После него никакого бюрократизма не было.
До него были растратчики.
После него растратчиков не было.
До него были раздутые штаты.
После него штатов не было.
Тов. Микешин утвердил смычку между городом и деревней.
Во главе с самоотверженными работниками учреждения он совершил несколько наездов в соседнюю Грязновскую волость. Он исправлял плуги, бороны, молотилки и сеялки; управлял трактором, он лечил коров, лошадей, кур, кошек, овец, мужиков и баб, он электрифицировал, инструктировал, конструировал, кооперировал, музицировал, драматизировал, и когда провожали его крестьяне домой, — это был не отъезд, а триумфальное победное возвращение с поля культурной брани. Девяностолетний слепой старик Памфил шел впереди всех, плакал, даже почти рыдал и, почти рыдая, он говорил:
— Спасибочка, спасибочка вам, тов. Микешин. Вы разогнали тьму, и вот теперь мы прозрели. Да здравствует Тромбон!
Раздался один оглушительный аплодисмент.
Нет, не в силах я изобразить и живописать блистательную деятельность тов. Микешина в Тромбоне. Предоставлю лучше слово нашему кривобокому беспартийному с пышнейшим галстухом, произнесшему вполне яркую речь в день торжественного юбилейного заседания, посвященного несравненной деятельности тов. Микешина.
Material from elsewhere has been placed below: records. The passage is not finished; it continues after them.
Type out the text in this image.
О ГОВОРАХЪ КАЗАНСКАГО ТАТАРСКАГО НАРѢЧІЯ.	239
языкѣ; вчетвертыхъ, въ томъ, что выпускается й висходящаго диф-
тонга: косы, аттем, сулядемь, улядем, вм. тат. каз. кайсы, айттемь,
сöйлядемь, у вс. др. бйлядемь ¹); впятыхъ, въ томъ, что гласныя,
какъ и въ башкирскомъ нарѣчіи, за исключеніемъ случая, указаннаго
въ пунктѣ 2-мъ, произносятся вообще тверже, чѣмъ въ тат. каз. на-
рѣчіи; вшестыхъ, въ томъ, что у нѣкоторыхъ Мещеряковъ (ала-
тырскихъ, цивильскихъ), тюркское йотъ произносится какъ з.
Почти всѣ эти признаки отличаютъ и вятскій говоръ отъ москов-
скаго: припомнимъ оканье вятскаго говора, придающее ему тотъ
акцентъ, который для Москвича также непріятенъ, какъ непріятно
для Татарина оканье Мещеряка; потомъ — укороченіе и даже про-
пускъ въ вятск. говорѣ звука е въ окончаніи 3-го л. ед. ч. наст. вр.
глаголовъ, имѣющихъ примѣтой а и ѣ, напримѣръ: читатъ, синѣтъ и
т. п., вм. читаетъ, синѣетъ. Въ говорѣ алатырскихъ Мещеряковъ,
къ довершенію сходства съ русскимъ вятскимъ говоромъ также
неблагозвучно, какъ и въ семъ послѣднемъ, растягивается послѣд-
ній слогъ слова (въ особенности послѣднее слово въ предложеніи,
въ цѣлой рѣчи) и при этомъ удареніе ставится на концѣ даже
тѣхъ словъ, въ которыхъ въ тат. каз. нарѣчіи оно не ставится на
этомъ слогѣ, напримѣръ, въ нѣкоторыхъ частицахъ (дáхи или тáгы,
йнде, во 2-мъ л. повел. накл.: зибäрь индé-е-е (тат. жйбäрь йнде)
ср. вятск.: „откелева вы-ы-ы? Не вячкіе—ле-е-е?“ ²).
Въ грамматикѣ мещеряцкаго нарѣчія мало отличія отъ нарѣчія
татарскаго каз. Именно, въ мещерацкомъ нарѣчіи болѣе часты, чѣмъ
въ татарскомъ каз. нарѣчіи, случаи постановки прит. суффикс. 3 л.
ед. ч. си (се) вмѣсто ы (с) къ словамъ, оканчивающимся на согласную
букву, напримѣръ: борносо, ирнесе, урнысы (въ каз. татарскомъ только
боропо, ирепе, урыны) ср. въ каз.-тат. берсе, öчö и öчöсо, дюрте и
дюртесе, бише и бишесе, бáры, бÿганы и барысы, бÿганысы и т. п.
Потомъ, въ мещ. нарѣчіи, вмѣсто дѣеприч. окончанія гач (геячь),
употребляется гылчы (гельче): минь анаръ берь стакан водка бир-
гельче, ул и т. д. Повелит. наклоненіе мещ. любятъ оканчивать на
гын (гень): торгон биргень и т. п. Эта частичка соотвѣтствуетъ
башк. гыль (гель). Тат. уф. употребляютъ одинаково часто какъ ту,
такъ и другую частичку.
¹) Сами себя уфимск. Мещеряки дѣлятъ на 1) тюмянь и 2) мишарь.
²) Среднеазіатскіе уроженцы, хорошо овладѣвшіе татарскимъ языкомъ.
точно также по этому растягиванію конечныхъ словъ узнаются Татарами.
— Тов. Микешин, — говорил кривобокий беспартийный, держась крепко-на-крепко обеими руками за галстух, как за якорь спасения, — вы возродили нас, вы вдунули в нас такой дикий энтузиазм, что мы не знаем даже, что нам с ним делать. Да, нам делать нечего, ибо все совершенно вами сверх нормы, свыше всяких смет и предположений. Воистину нам некуда больше спешить и надлежит лишь безвозбранно с вашего разрешения наслаждаться и, так сказать, пожинать.
Я кончил.
Раздался один оглушительный аплодисмент. Грянул Интернационал. Было слышно, как на улице шли мерной поступью железные батальоны рабочих.
* * *
Тут я, собственно говоря, должен кончить свой выдержанный рассказ. Интернационалом, как известно, кончаются не только собрания, съезды, конференции, но и лучшие повести, но и рассказы, но и романы. Это уж так заведено: раз конец, значит Интернационал и мерная поступь. Но дело осложняется тем, что на сей раз рассказ имел, к сожалению, продолжение, и я обязан поведать о нем читателю, поведать с некоторым прискорбием, ибо последующие за написанием рассказа события, происшедшие с автором, оказались далеко невеселыми и не оправдали роскошных его надежд на торжественные в пользу его приветственные шествия. Да, не весело мне, товарищи, было, но скрыть правды не могу.
Воодушевившись темой и концом рассказа и переписав его чисто-на-чисто, решился я отправиться по редакциям. Прежде всего я направился к Н. И. Бухарину, дабы рассеять его злые настроения. Я знал, что тов. Бухарин неуловим; я гонялся за ним сорок дней и сорок ночей и в конце концов я поймал его.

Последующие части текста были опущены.